A decisão, adotada pela iminente paralisação das operações do megacampo de San Alberto foi comunicada às estatais Petrobras e Enarsa, da Argentina, operadoras da importação.
"Nós, como governo, estamos informando que se trata de uma impossibilidade circunstancial", contemplada como atenuante nas cláusulas de penalidades dos contratos de fornecimento de gás assinados com o Brasil e a Argentina, explicou um porta-voz do ministério.
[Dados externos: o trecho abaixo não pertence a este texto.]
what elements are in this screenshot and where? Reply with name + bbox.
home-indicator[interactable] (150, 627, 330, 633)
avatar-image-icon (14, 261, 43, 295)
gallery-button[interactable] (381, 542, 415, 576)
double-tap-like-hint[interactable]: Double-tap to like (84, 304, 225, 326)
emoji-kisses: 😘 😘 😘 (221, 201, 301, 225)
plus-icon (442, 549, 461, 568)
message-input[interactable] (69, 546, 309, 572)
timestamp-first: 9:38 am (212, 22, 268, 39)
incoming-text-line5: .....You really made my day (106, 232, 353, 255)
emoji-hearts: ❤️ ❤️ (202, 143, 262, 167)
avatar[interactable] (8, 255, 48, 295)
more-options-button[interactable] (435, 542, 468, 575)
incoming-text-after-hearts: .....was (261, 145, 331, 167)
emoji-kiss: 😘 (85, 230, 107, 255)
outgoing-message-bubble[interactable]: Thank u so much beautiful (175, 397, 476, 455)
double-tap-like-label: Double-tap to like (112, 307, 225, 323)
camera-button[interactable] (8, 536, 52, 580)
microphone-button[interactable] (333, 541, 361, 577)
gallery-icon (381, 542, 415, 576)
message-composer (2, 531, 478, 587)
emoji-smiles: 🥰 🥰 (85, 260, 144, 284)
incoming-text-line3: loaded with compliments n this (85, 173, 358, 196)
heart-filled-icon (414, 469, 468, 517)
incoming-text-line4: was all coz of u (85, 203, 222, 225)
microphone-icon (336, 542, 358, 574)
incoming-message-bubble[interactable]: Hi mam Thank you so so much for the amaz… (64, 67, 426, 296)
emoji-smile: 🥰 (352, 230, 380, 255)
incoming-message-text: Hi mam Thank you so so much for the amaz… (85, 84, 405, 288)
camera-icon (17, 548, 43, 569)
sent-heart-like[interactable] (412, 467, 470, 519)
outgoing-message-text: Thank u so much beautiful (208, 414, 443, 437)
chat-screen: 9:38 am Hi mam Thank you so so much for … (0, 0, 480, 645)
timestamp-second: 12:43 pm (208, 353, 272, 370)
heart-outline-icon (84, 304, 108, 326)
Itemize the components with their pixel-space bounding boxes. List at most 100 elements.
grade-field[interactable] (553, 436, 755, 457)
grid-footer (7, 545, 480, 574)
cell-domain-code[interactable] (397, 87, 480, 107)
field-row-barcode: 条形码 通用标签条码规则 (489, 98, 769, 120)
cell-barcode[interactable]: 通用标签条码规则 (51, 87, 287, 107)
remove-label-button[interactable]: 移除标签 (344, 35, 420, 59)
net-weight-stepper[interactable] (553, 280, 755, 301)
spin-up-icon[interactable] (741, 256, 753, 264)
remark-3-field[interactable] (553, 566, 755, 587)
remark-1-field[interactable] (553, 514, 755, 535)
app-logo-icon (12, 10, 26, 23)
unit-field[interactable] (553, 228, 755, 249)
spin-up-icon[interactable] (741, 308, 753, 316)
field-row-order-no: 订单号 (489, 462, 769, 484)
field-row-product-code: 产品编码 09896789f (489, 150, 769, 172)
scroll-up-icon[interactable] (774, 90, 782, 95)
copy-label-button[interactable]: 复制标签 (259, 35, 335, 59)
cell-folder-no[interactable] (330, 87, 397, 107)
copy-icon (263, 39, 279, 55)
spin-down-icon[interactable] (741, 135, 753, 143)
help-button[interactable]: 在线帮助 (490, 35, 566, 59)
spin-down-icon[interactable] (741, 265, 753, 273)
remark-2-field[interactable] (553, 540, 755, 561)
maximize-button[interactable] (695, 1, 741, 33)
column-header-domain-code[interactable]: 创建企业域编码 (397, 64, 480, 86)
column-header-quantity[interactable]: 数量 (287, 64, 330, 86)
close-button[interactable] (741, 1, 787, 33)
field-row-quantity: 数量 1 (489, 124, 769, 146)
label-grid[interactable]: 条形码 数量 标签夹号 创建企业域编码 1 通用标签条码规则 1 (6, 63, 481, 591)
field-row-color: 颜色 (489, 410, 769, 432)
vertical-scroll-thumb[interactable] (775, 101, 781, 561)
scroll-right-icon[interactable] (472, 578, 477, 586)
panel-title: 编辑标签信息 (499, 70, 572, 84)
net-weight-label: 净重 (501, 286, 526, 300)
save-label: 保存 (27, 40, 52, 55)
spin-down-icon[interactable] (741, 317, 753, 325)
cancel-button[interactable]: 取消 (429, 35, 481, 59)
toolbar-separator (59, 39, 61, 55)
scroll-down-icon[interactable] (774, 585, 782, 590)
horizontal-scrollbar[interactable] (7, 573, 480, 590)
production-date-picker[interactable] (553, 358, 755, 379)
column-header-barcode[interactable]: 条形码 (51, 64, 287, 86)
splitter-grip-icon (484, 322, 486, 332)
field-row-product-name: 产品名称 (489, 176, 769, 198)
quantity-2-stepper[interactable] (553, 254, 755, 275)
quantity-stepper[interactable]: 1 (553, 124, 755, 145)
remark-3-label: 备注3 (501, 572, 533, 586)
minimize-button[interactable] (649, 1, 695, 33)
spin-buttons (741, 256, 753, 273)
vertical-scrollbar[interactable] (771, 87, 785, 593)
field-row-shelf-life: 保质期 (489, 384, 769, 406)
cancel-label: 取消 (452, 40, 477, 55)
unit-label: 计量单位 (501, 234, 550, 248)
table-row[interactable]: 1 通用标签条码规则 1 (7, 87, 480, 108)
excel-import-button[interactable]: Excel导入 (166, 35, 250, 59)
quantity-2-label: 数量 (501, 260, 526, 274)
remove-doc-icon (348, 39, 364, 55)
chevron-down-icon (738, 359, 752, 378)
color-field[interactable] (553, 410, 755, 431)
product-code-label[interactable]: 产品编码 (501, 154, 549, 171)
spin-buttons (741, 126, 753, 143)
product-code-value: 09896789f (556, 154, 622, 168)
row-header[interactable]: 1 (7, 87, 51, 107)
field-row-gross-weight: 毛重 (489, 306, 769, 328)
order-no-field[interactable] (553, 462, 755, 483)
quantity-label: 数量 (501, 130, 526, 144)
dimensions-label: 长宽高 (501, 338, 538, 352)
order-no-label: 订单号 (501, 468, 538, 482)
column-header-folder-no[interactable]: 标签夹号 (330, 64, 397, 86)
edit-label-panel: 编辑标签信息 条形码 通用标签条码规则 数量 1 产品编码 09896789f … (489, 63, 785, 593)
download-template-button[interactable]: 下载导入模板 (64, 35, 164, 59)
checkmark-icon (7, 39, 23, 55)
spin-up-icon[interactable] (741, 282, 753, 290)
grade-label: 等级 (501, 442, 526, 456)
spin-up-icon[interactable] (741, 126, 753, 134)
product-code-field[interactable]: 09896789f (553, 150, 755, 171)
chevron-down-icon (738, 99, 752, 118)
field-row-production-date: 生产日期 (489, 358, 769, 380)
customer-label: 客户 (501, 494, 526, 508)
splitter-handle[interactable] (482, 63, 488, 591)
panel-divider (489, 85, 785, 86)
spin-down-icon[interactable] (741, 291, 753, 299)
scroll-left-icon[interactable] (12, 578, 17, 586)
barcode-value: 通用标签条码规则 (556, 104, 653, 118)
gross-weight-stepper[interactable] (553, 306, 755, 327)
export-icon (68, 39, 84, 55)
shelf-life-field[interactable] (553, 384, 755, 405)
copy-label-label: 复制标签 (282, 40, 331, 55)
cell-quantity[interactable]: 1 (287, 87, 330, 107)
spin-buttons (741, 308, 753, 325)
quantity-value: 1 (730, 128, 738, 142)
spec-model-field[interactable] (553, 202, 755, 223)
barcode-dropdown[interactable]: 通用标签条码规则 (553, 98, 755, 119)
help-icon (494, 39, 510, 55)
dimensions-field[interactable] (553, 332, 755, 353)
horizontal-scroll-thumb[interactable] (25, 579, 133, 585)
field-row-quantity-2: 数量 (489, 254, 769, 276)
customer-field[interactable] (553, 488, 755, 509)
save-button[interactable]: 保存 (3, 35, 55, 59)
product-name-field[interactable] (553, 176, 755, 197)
A decisão foi adotada prevendo as conseqüências que possam acarretar a tomada, por parte dos manifestantes, de três instalações - duas administradas pela holandesa Shell e a outra pela Petrobras.
Além disso ocorre um conflito há quatro dias entre duas províncias do sul boliviano pela jurisdição de um megacampo, que a título de royalties, rende US$ 25 milhões por ano.
O governo de Evo Morales conseguiu reunir em La Paz, por mediação do vice-presidente Alvaro García, as autoridades de O´Connor, uma das províncias em disputa, e os parlamentares do departamento de Tarija, onde está localizada a crise.